PA President Mahmoud Abbas has said European recognition of Palestine would not be a “substitute” for negotiations or a move against Israel, but rather encourage Palestinians to maintain hope for peace.
Prime Minister Benjamin Netanyahu recently vowed to annex the territories in the West Bank that the US administration’s plan allots to Israel, including the Jordan Valley and all Israeli settlements.
Netanyahu said immediately following the launch of the US plan on January 28 that he intended to bring a proposal to annex those parts of the West Bank to a vote on February 1, but that ultimately did not happen. He has since stated that Israel will only make such a move in agreement with the US.
Jared Kushner, a senior adviser to US President Donald Trump who was among the deal’s main authors, indicated on January 29 that the US did not want Israel to annex territory in the West Bank in the near future.
“The hope is that they’ll wait until after the [March 2] election, and we’ll work with them to try to come up with something,” he told GZERO Media, referring to the upcoming national vote in Israel.
Shtayyeh also contended that the US plan will not receive European or Arab backing, the Wafa report said.
“The American plan is nothing more than dictates and it is unacceptable to discuss it,” he was quoted as saying. “The United States has not and will not find a partner for its implementation in the European Union or among the Arab states.”
EU foreign policy chief Josep Borrell criticized the US initiative on February 4 as departing from “internationally agreed parameters,” including the two-state solution based on the pre-1967 lines, with the possibility of mutually agreed-upon land swaps.
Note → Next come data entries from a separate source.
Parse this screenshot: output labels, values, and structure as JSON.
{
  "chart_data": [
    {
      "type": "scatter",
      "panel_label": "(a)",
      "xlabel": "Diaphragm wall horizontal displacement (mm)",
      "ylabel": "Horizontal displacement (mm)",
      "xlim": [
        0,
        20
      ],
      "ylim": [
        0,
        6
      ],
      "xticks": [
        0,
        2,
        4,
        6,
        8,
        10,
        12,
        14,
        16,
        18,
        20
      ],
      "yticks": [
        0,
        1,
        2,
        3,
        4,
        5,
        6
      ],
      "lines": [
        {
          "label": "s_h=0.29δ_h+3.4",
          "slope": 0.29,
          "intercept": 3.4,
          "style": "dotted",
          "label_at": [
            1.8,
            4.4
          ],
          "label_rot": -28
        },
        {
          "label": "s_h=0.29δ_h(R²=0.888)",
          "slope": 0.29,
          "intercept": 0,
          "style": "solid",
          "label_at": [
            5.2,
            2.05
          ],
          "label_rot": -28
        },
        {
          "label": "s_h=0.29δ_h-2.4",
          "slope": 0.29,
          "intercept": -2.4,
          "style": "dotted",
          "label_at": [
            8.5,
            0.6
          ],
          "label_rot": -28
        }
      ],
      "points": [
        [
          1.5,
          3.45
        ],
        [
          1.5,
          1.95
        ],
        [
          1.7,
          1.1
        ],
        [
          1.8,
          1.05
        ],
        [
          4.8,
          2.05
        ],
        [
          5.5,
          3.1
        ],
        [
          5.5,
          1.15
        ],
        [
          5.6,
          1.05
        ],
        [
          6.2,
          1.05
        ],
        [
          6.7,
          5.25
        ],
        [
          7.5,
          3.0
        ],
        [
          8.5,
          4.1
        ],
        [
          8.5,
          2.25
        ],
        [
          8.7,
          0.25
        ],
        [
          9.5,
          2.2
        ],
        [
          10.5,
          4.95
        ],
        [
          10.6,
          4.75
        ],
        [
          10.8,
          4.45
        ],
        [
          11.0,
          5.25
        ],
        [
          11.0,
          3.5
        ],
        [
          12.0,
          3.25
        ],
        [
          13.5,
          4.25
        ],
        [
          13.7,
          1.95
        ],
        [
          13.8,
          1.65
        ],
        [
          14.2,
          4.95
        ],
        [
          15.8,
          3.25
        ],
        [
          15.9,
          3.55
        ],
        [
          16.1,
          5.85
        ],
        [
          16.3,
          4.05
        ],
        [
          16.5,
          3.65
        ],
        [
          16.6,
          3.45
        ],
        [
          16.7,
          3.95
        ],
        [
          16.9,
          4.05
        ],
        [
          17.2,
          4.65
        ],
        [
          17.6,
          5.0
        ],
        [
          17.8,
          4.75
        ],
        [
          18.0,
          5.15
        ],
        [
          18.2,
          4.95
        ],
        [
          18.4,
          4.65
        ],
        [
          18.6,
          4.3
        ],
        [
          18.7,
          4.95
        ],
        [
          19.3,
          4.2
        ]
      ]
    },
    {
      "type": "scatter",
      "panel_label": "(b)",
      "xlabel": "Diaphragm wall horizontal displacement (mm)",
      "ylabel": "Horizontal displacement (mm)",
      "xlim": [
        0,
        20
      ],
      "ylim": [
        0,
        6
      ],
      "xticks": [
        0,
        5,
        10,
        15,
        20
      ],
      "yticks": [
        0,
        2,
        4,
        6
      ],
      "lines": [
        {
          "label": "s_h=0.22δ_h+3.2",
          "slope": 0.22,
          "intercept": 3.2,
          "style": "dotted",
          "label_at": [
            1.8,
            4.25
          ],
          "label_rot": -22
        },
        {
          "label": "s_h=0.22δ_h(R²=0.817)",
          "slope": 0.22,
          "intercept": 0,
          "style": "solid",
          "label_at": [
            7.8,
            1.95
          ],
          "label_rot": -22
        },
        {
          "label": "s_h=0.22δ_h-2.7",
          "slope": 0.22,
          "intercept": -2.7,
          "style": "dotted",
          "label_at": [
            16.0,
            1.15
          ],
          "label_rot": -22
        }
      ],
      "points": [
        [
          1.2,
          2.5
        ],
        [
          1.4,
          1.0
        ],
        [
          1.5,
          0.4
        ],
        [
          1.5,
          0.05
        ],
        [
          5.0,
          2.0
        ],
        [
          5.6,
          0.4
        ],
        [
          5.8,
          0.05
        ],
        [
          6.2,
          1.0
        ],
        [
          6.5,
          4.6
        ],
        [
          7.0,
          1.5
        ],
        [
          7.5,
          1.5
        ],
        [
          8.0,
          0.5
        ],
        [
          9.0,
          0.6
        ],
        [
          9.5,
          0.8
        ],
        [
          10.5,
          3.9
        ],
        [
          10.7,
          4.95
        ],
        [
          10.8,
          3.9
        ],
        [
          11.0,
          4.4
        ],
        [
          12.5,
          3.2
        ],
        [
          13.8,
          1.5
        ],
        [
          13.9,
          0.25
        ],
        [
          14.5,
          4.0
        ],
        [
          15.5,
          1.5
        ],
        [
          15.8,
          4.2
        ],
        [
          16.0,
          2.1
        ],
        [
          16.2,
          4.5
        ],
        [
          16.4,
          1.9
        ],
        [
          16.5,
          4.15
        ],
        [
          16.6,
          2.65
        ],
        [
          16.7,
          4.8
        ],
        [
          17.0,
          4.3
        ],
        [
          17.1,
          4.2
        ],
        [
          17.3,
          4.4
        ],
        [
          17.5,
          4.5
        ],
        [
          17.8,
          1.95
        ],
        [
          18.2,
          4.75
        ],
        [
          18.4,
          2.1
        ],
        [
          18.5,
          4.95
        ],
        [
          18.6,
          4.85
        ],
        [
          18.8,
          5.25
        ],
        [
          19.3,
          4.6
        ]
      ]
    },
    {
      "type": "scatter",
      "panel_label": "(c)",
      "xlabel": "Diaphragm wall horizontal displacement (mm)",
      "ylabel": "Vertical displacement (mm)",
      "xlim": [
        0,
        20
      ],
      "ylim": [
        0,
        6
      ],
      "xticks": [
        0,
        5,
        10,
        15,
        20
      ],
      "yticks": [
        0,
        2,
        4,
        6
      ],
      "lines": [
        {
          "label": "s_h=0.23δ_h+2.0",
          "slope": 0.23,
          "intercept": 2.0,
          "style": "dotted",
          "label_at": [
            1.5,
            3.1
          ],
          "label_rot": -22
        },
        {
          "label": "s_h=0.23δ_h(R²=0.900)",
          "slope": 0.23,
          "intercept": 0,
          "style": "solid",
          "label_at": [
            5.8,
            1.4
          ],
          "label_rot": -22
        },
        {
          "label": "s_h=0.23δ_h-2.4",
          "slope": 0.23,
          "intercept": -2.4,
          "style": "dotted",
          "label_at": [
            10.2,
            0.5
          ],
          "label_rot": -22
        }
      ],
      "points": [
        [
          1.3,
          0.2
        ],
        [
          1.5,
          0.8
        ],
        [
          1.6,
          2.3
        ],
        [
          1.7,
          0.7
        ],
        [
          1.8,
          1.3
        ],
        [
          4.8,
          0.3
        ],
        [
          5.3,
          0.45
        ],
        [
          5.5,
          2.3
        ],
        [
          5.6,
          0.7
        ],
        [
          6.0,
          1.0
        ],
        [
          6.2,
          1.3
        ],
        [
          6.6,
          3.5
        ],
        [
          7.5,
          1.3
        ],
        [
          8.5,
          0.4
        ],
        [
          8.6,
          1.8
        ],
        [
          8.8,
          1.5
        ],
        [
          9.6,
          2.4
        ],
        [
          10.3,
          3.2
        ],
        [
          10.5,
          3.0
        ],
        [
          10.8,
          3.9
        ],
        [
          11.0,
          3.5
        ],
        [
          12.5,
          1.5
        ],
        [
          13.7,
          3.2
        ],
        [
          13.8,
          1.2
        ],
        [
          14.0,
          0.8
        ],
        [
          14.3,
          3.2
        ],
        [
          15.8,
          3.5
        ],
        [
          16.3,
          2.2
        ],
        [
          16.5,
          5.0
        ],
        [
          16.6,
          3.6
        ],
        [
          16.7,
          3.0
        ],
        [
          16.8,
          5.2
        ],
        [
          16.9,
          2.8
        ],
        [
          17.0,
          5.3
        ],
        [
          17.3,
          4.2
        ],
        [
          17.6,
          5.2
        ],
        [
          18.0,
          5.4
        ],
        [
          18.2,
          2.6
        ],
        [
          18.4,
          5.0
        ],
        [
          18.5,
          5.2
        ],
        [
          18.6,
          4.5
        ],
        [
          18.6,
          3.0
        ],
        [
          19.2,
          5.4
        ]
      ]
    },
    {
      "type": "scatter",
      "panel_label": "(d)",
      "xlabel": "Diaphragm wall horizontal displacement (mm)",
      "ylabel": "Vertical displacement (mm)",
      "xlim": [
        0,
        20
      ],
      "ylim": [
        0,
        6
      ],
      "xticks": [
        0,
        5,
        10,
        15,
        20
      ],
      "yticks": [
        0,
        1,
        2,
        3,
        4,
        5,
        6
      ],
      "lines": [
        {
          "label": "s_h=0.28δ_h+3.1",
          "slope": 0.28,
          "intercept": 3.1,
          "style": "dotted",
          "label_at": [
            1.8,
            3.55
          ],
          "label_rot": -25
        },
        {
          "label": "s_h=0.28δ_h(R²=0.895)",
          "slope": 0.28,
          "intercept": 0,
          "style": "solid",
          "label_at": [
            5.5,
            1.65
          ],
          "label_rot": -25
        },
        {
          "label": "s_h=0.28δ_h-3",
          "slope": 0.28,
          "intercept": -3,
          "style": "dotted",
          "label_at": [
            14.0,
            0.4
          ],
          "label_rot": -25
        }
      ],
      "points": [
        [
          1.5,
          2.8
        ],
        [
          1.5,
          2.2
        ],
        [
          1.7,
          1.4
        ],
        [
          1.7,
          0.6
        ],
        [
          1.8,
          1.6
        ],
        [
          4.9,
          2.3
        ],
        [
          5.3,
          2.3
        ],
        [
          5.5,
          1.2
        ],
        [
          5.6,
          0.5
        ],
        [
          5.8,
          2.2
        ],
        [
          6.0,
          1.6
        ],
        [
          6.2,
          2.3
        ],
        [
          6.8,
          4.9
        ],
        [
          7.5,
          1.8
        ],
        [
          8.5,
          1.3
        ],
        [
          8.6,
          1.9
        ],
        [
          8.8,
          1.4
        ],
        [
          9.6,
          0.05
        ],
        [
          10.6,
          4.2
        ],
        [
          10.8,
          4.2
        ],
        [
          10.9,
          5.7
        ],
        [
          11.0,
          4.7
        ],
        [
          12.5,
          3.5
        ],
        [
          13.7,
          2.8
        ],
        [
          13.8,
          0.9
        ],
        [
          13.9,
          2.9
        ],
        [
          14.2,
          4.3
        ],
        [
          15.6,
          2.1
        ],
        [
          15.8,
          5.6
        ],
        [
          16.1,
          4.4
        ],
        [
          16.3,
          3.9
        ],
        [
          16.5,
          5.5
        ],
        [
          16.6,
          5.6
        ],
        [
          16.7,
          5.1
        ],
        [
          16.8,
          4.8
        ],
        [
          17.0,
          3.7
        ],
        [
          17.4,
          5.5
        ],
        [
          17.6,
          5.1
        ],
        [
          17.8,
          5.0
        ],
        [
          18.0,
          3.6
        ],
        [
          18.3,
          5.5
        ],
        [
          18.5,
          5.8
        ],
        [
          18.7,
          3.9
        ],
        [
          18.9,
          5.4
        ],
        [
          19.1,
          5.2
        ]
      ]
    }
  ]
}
He has also said that 25 of the 27 EU member states agree with that view.
While many Arab states initially elected not to criticize the plan directly, Arab foreign ministers — in an emergency meeting at the Arab League on February 1 — unanimously backed a statement rejecting it and affirming support for the establishment of a Palestinian state along the pre-1967 lines.
Breaking with past US administrations, the plan envisions the creation of a Palestinian state in about 70 percent of the West Bank, a small handful of neighborhoods in East Jerusalem, most of the Gaza Strip and some areas of southern Israel — if the Palestinians recognize Israel as a Jewish state, disarm Hamas and other terror groups in the Gaza Strip, and fulfill other conditions.

The plan also allows Israel to annex settlements, grants the Jewish state sovereignty over the Jordan Valley and overriding security control west of the Jordan River, and bars Palestinian refugees from settling in Israel.
Separately on Thursday, Nabil Abu Rudeineh, Abbas’s spokesman, slammed Netanyahu’s announcement that thousands of new homes would be built in the Givat Hamatos and Har Homa neighborhoods in East Jerusalem.
“Netanyahu’s insistence in building thousands of settlement units on the State of Palestine’s lands is systematically destroying the two-state solution,” Rudeineh said in statement carried by Wafa, adding that the prime minister’s announcement aimed to implement the US initiative.
He also said that Netanyahu’s statements constituted “an attempt to gain votes from the Israeli right at the expense of Palestinian rights ahead of the Israeli elections.”
The plan for construction in Givat Hamatos was first brought forward in 2012, earning widespread condemnation in the international community over its cutting off of the Palestinian neighborhoods of Beit Safafa and Sharafat from the West Bank, in a manner that critics said placed a nail in the coffin of a two-state solution based roughly on the pre-1967 lines.
Netanyahu also declared on Thursday that hundreds of new homes would be constructed in Beit Safafa.